- Side-A label of the 7-inch single

Single by Sylvia

from the album Pillow Talk
- B-side: "My Thing"
- Released: March 1973
- Genre: Soul; proto-disco;
- Length: 4:20; 3:41 (single edit);
- Label: Vibration
- Songwriters: Sylvia Robinson; Michael Burton;
- Producers: Sylvia Robinson; Michael Burton;

Sylvia singles chronology
| "A Million Tears" (1954) | "Pillow Talk" (1973) | "Have You Had Any Lately" (1973) |

= Pillow Talk (song) =

"Pillow Talk" is a 1973 song by American singer and songwriter Sylvia, written by Sylvia along with Michael Burton.

==History==
According to Billboard, the song is about sex. Sylvia had originally hoped the song would be recorded by Al Green, who turned it down as he thought it was too risqué and against his religious beliefs. Thereafter, Sylvia decided to return as a musical artist and record "Pillow Talk" herself, finally releasing the song in 1973. "Pillow Talk" is an early example of prototypical disco music. The vocals are replete with moaning and heavy breathing, predating Donna Summer's orgasmic moans on 1975's "Love to Love You Baby". At the coda section, Sylvia growls out the phrase: "Aw, Would Ya". Several AM radio stations shortened the song, due to its sexual content, omitting the coda portions where Sylvia intones in a whisper "Oh, My God", and repeatedly, "Nice steady!".

==Chart history==
"Pillow Talk" spent two weeks at number one on the Best Selling Soul Singles chart and peaked at number three on the Billboard Hot 100.

==Accolades==
The song was nominated for Best Female R&B Vocal Performance at the 1974 Grammy Awards, losing to "Master of Your Eyes (The Deepness of Your Eyes)" by Aretha Franklin.

==Track listing==
- 7" single
A. "Pillow Talk" – 3:41
B. "My Thing" – 2:45

==Charts==

===Weekly charts===

| Chart (1973) | Peak position |
|---|---|
| Australia (Kent Music Report) | 59 |
| Canada Top Singles (RPM) | 3 |
| Ireland (IRMA) | 18 |
| New Zealand (Listener) | 15 |
| UK Singles (Official Charts) | 14 |
| US Billboard Hot 100 | 3 |
| US Best Selling Soul Singles (Billboard) | 1 |
| US Cash Box Top 100 | 2 |

===Year-end charts===

| Chart (1973) | Position |
|---|---|
| Canada Top Singles (RPM) | 45 |
| US Billboard Hot 100 | 22 |
| US Cash Box Top 100 | 29 |

==Cover versions==
- In 1979, disco singer Fern Kinney covered the song on her debut album Groove Me.
- In 1983, an Italo disco version of the song was released by Lustt, which was later sampled by vaporwave artist Saint Pepsi in the song "Private Caller" in 2013.
- In 1983, singer Tanya Jackson covered the song.
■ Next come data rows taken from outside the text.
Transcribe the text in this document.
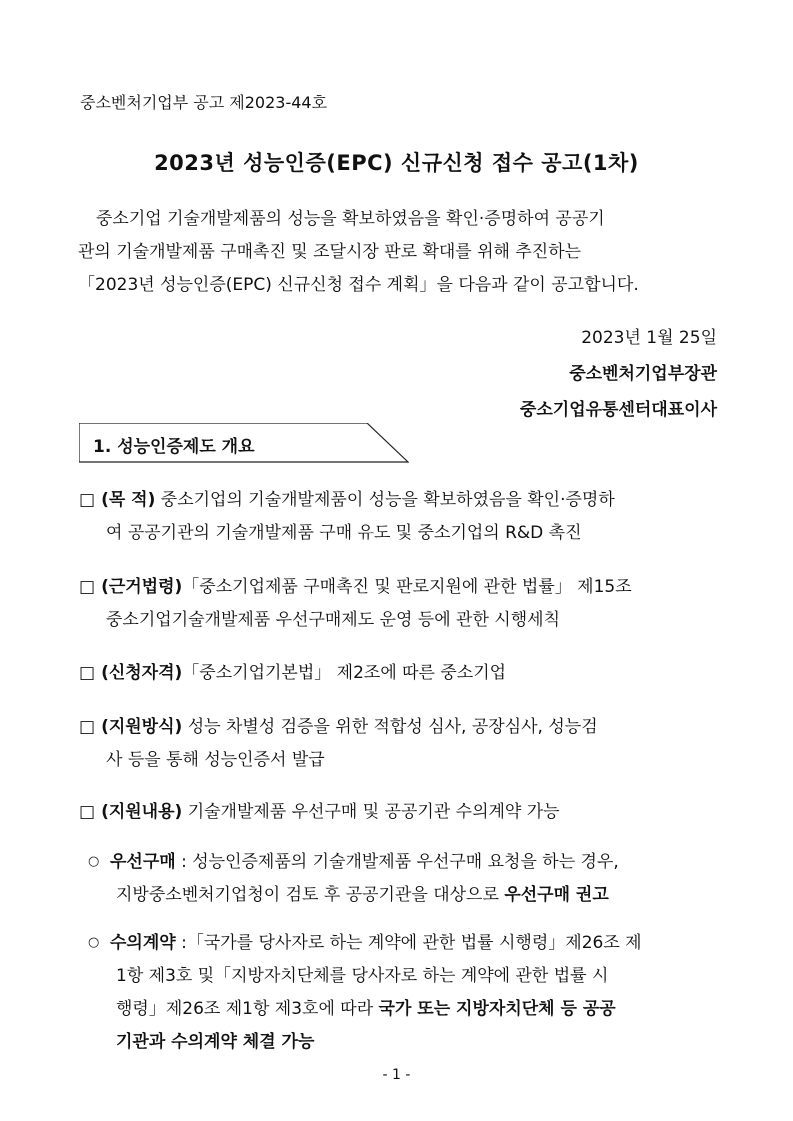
중소벤처기업부 공고 제2023-44호
2023년 성능인증(EPC) 신규신청 접수 공고(1차)
중소기업 기술개발제품의 성능을 확보하였음을 확인·증명하여 공공기
관의 기술개발제품 구매촉진 및 조달시장 판로 확대를 위해 추진하는
「2023년 성능인증(EPC) 신규신청 접수 계획」을 다음과 같이 공고합니다.
2023년 1월 25일
중소벤처기업부장관
중소기업유통센터대표이사
1. 성능인증제도 개요
□ (목 적) 중소기업의 기술개발제품이 성능을 확보하였음을 확인·증명하
여 공공기관의 기술개발제품 구매 유도 및 중소기업의 R&D 촉진
□ (근거법령)「중소기업제품 구매촉진 및 판로지원에 관한 법률」 제15조
중소기업기술개발제품 우선구매제도 운영 등에 관한 시행세칙
□ (신청자격)「중소기업기본법」 제2조에 따른 중소기업
□ (지원방식) 성능 차별성 검증을 위한 적합성 심사, 공장심사, 성능검
사 등을 통해 성능인증서 발급
□ (지원내용) 기술개발제품 우선구매 및 공공기관 수의계약 가능
○ 우선구매 : 성능인증제품의 기술개발제품 우선구매 요청을 하는 경우,
지방중소벤처기업청이 검토 후 공공기관을 대상으로 우선구매 권고
○ 수의계약 :「국가를 당사자로 하는 계약에 관한 법률 시행령」제26조 제
1항 제3호 및「지방자치단체를 당사자로 하는 계약에 관한 법률 시
행령」제26조 제1항 제3호에 따라 국가 또는 지방자치단체 등 공공
기관과 수의계약 체결 가능
- 1 -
This version became very popular at discos around Asia and Europe.
- In 1993, singer Janet Jackson covered the song for her janet. album but it was not used. Jackson later stated in 2018, "Not sure what I was thinking when I excluded it. Now that I'm hearing it for the first time in years, maybe I made a mistake. Maybe it should have gone on the record. Maybe I just wasn't willing to do a cover because of my eagerness to hone my craft as a writer.".
- In 1999, R&B singer Cherelle did a cover on her LP, "The Right Time".
- In 2006, R&B singer Miki Howard recorded a cover version for her album, Pillow Talk.
- In 2012, Joss Stone covered it for The Soul Sessions Vol. 2.